– Стреляла не Кармен, – ответил Ричер.

– Почему?

– Каковы размеры лба человека? Пять дюймов на два дюйма.

– И что?

– Она не смогла бы сделать такой точный выстрел с расстояния в восемь с лишним футов.

– Откуда ты это знаешь?

– За день до убийства я видел, как она стреляет. Она спускала курок первый раз в жизни. Она была совершенно безнадежна. В буквальном смысле слова. Она не сумела бы попасть в стенку сарая с расстояния в восемь дюймов. Я сказал, что ей следует прижать дуло к животу Слупа и выпустить весь магазин.

– Ты копаешь ей могилу, – сказала Элис. – Такие показания нельзя давать добровольно.

– Она этого не делала, Элис. Она не могла.
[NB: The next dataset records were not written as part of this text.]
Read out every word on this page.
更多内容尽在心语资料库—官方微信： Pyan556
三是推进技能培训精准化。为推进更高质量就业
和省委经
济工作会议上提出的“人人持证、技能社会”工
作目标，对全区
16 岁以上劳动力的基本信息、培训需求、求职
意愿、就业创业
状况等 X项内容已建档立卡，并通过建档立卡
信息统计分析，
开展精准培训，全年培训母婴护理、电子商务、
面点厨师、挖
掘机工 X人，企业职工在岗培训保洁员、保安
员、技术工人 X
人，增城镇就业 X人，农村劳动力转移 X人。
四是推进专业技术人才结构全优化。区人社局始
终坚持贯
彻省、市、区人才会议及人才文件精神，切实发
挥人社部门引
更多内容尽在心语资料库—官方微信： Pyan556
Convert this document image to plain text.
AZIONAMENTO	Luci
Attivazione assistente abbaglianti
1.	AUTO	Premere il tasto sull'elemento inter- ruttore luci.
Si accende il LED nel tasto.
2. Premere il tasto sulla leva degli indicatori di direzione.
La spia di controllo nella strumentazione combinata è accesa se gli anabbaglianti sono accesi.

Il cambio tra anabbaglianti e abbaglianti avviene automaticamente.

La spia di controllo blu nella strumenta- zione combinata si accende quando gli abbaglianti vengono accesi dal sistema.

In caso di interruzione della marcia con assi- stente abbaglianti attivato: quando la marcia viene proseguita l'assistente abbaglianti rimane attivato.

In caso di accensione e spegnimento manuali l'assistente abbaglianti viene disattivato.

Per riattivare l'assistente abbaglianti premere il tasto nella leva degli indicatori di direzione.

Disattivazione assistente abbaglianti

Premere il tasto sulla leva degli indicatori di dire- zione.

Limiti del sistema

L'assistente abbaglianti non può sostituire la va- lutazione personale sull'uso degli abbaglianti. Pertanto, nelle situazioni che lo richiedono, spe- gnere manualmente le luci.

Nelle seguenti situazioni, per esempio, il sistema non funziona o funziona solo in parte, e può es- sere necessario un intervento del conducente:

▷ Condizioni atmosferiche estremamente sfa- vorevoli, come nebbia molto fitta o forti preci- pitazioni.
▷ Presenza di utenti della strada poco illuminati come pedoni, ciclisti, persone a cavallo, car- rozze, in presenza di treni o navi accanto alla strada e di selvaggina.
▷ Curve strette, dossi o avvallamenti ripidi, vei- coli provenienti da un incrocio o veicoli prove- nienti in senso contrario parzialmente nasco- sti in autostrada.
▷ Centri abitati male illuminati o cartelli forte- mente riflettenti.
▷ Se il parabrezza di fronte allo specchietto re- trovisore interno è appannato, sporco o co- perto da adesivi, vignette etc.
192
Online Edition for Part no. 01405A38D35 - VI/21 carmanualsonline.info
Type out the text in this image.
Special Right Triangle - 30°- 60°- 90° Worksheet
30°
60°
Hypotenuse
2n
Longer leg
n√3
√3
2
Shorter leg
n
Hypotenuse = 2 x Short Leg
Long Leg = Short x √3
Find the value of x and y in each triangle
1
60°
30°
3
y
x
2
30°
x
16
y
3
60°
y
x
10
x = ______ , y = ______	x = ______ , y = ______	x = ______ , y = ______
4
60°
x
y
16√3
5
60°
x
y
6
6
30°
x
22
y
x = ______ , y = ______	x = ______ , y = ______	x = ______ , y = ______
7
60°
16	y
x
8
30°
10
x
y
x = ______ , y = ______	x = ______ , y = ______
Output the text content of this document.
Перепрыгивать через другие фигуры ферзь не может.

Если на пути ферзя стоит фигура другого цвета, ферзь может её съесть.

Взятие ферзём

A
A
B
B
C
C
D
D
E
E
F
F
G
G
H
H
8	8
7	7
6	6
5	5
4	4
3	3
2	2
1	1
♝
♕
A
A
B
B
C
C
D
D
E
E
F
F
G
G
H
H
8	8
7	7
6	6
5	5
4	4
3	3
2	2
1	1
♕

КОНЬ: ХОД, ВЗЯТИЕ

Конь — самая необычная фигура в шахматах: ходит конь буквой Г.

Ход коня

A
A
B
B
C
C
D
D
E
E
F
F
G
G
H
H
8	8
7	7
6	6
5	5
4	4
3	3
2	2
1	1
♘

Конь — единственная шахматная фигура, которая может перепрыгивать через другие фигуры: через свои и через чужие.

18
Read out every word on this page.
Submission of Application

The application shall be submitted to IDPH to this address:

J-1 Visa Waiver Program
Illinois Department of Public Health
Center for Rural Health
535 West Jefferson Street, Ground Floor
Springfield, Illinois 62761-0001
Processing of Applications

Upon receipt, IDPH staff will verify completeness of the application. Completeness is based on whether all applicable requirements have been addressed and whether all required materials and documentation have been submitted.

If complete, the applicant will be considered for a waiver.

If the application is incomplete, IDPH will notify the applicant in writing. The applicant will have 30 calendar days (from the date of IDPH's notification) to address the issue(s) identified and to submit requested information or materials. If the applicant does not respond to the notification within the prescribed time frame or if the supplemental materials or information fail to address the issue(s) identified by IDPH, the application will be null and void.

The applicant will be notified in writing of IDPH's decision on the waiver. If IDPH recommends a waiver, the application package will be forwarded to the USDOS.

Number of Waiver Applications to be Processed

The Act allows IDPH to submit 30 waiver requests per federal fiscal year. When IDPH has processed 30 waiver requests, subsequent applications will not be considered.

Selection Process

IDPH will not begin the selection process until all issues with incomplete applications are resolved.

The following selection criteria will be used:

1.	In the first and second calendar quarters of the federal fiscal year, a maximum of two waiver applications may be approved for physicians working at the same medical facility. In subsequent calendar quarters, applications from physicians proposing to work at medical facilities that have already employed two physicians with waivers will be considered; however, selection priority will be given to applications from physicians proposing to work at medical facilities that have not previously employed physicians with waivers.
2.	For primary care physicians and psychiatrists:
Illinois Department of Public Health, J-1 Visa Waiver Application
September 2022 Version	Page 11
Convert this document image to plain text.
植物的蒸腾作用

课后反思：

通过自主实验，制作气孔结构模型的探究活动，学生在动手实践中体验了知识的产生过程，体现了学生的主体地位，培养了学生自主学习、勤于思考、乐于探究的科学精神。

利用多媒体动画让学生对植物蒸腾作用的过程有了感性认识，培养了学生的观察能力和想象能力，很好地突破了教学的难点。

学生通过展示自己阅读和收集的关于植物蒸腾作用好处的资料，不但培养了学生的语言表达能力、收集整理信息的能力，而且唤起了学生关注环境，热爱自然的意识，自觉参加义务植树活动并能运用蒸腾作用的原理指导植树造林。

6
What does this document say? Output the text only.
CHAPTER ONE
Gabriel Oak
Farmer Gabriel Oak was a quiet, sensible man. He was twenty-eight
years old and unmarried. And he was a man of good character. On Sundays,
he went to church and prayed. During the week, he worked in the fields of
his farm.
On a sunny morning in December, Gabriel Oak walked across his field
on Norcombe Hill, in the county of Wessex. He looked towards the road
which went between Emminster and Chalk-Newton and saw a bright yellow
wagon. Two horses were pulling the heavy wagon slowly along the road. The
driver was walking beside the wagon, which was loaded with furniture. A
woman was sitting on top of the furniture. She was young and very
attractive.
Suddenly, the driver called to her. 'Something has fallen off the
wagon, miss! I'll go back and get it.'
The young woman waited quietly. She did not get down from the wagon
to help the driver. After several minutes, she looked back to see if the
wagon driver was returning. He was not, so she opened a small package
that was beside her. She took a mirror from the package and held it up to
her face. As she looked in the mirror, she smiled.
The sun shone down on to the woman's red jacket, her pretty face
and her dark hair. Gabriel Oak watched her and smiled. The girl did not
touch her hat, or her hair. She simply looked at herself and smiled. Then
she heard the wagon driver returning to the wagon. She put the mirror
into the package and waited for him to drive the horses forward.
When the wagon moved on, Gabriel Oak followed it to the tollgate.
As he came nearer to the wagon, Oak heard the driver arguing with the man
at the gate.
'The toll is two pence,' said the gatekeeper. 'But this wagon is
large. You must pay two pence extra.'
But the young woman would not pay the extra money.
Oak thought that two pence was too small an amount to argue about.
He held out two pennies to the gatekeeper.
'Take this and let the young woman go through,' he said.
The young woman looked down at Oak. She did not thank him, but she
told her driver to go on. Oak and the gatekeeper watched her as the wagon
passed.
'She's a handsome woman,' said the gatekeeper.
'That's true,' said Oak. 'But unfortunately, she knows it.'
– Может быть, ей просто повезло.

– Да, конечно, но только один раз. Два таких выстрела не могли быть случайными. Обе пули вошли в лоб на одной высоте. После первого попадания убитый начал падать, из чего следует, что второй выстрел был сделан практически сразу же. Бум-бум, без малейших колебаний. Так стреляют только профессионалы.

Элис немного подумала.

– Но она могла прикидываться. Ну, когда ты учил ее стрелять. Она лгала во всех остальных случаях. Может быть, она прекрасный стрелок и лишь делала вид, что впервые держит в руках пистолет. Ведь она хотела, чтобы ты убил ее мужа. И причины у нее были совсем другие.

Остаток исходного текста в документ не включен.